How to Stay Healthy and Get Around Comoros Safely

There are a few vaccinations and health issues to consider before traveling to Comoros. Once you're there, find out how to get around safely with these tips from our safety expert.

The city of Domoni on the east coast of Anjouan Island, Comoros Photo © Getty Images/John Seaton Callahan

Public transport in Comoros

The island of Grand Comore has no public transport, aside from buses that run between Moroni and various villages in the morning only. Hitchhiking is the most common way to get around. Sometimes locals will expect a small payment from travelers who hitch a ride.

The European Commission has banned all Air Service Comores flights, with the exception of one aircraft (type LET 410 UVP, with the registration D6-CAM), from operating within the EU due to ongoing safety concerns. You would be wise where possible to use other available airlines or Air Service Comoros aircraft.

There are boats that run from Chindini, on the southern coast of Grand Comore, to Hoani, on the northern coast of Moheli. These boats are small fiberglass fishing in variable condition.
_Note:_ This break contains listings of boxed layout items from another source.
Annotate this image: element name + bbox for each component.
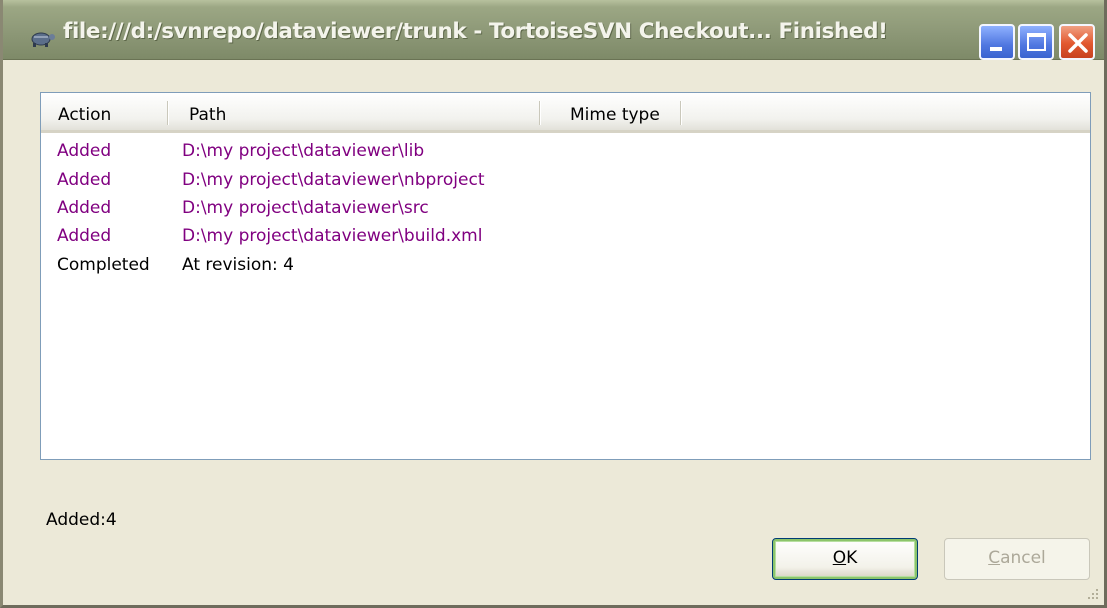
row-path: D:\my project\dataviewer\lib — [182, 141, 425, 161]
list-header: Action Path Mime type — [41, 93, 1090, 133]
column-header-mime-type[interactable]: Mime type — [553, 93, 683, 133]
row-path: At revision: 4 — [182, 255, 294, 275]
list-item[interactable]: Added D:\my project\dataviewer\lib — [41, 137, 1090, 166]
window-title: file:///d:/svnrepo/dataviewer/trunk - To… — [63, 19, 888, 44]
ok-accelerator: O — [832, 548, 847, 568]
close-icon — [1068, 33, 1088, 53]
cancel-button[interactable]: Cancel — [944, 538, 1090, 580]
results-list[interactable]: Action Path Mime type Added D:\my projec… — [40, 92, 1091, 460]
maximize-icon — [1027, 33, 1046, 51]
row-action: Completed — [57, 255, 150, 275]
ok-button[interactable]: OK — [772, 538, 918, 580]
minimize-icon — [990, 47, 1002, 51]
column-divider[interactable] — [167, 101, 169, 125]
row-action: Added — [57, 170, 112, 190]
column-header-path[interactable]: Path — [172, 93, 542, 133]
ok-label: K — [846, 548, 858, 568]
row-path: D:\my project\dataviewer\nbproject — [182, 170, 485, 190]
tortoise-icon — [31, 32, 55, 47]
close-button[interactable] — [1059, 24, 1095, 60]
resize-grip-icon[interactable] — [1084, 585, 1100, 601]
row-path: D:\my project\dataviewer\src — [182, 198, 429, 218]
list-item[interactable]: Added D:\my project\dataviewer\nbproject — [41, 166, 1090, 195]
checkout-dialog: file:///d:/svnrepo/dataviewer/trunk - To… — [0, 0, 1107, 608]
list-item[interactable]: Added D:\my project\dataviewer\build.xml — [41, 222, 1090, 251]
cancel-accelerator: C — [988, 548, 1001, 568]
maximize-button[interactable] — [1018, 24, 1054, 60]
row-action: Added — [57, 198, 112, 218]
list-item[interactable]: Completed At revision: 4 — [41, 251, 1090, 280]
list-item[interactable]: Added D:\my project\dataviewer\src — [41, 194, 1090, 223]
title-bar[interactable]: file:///d:/svnrepo/dataviewer/trunk - To… — [3, 0, 1104, 60]
row-action: Added — [57, 141, 112, 161]
column-divider[interactable] — [539, 101, 541, 125]
row-action: Added — [57, 226, 112, 246]
row-path: D:\my project\dataviewer\build.xml — [182, 226, 483, 246]
summary-text: Added:4 — [46, 510, 117, 530]
column-divider[interactable] — [680, 101, 682, 125]
column-header-action[interactable]: Action — [41, 93, 168, 133]
minimize-button[interactable] — [979, 24, 1015, 60]
cancel-label: ancel — [1000, 548, 1046, 568]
They should be taken only on days when the sea is calm, as passengers have been forced to off-load baggage into the sea and rumor has it that some boats have been lost.

However, these boats are generally safe to take on calm days. More convenient are large ferries (two or three per week) from Moroni to Foumboni on Moheli. There is also a larger ferry boat that runs from the east coast of Grand Comore to Anjouan. You should always check for safety equipment and heed the advice of locals.

Diseases in Comoros

Malaria, including cerebral malaria, is prevalent in the Comoros. Sleep under a permethrin-treated mosquito net and talk to your doctor about taking anti-malarial medication to see if it's right for you.

The East African Indian Ocean islands have seen a rise in the cases of chikungunya, a viral dengue-like ailment, and dengue itself. As with malaria, chikungunya and dengue are transmitted by mosquitoes. Make every effort to use repellents, proper clothing, and barriers that discourage/prevent mosquito bites.

Rabies vaccines should be considered for shorter stays for adventure travelers, hikers, backpackers, or rural travelers who are staying more than 24 hours away from a reliable source of vaccine for post-exposure treatment. All bat, carnivore, and other mammal bites or scratches while in Comoros should be taken seriously and post-exposure prophylaxis sought even for those already immunized.

There is a high risk of marine hazards (jellyfish, coral, and sea urchins) as well as travelers diarrhea throughout the country.

Medical facilities are basic and limited on all three islands, and most are private. You should be aware that electricity and water supplies are subject to frequent interruptions, which can affect hospitals and other public services. Medicines and food may not have been safely stored.

You should consider the following vaccinations before arriving in Comoros:

  • Hepatitis A
  • Hepatitis B
  • Rabies
  • Malaria
  • As needed, booster shots for tetanus-diphtheria and measles.

Cyclone season in Comoros

Comoros is in the cyclone belt, and can be affected by cyclones between January and May.

The Karthala volcano near Moroni on Grande Comore erupts periodically, most recently in January 2007. Although there are no predictions of an imminent eruption, you should check the situation locally before making plans to visit the island.